After hearing that crap from people, I would be driven to wanting take my life too! In fact, in the past, I have had two bouts of clinical depression for which I have successfully been treated. I don't think this is happening though in Mrs Page's case. Although I am extremely wary of any move that seeks to compulsorily treat people with mental illness, I would say that she could benefit from some positive intervention (perhaps in the form of stronger advocacy). As it stands at the moment, only her husband appears to be going into bat for her as the rest of her family (from all reports) are acquiescing in her death wish. And all this is being supported by the law which (rightly) grants the right to either accept or refuse treatment to individuals.
However, as I know (along with countless other formerly depressed New Zealanders) is that Mrs Page is probably not expressing her real feelings. She probably sees death as the only option and that is the case when you are depressed for any reason. While I understand that a mental health assessment has been done which has found her to be competent, I don't believe that it has been done properly enough. In my own case, when I was depressed the first time around, I was misdiagnosed as not having any depressive symptoms but when it returned six months later, I was taken to a psychiatrist (by some desperately worried parents) who came to the correct conclusion. From what I can gather, Mrs Page lives with the impact of a severe stroke suffered twenty years ago but she does not have any life threatening condition.

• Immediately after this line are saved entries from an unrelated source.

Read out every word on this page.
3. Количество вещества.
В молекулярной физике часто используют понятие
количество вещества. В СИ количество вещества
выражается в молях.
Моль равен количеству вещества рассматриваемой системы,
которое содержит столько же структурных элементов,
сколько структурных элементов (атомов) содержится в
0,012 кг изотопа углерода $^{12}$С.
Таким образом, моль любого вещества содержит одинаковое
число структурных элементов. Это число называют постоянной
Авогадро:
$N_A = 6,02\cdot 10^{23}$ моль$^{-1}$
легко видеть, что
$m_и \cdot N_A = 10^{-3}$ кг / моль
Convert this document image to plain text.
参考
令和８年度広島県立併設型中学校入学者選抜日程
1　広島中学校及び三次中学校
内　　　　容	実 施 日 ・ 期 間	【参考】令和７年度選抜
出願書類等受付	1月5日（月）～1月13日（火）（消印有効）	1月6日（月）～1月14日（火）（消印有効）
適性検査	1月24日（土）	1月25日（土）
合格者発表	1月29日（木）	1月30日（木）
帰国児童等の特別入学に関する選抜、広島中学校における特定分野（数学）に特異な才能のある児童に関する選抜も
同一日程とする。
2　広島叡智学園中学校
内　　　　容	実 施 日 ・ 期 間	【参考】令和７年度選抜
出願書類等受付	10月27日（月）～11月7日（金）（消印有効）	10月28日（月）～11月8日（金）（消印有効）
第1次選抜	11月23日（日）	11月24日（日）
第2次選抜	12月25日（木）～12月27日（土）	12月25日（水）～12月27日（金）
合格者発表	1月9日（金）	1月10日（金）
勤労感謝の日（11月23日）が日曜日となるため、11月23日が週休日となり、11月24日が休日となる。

In my view, euthanasia should only be permitted when a person has a medically certified terminal illness and is at least six to twelve months away from possible death. They should be in some degree of pain that could increase and not be able to be controlled in any substantial way. I believe that any person should be able to apply to an ethical body which would assess each case. Any such body should include not only medical and lay people but also disability and mental health consumer advocates. In any legislation, there should be a very clear distinction made between terminal illness and disability. Furthermore, any definition of disability should be based on the social model and this will mean that any candidates who present a case for euthanasia due to their, for example, living with paraplegia or quadriplegia as the result of an accident would be declined but with the proviso that they be referred to ongoing counselling and that other appropriate supports are provided to them.
While Mrs Page's plight is a difficult one, she is not alone in either being rejected for specialist equipment or living with a possible (undiagnosed) mental illness. On both counts, I believe that Margaret Page is not a candidate for what is, effectively, voluntary euthanasia. We should not let her die but the best way to prevent her from doing so is through urging that government and other agencies provide the right and appropriate supports for her to live a full and quality life (or what remains of it naturally) within the community. After all, denying her the full and appropriate support she so badly needs is the real human rights issue here and not that of her right to die! Let us not forget that!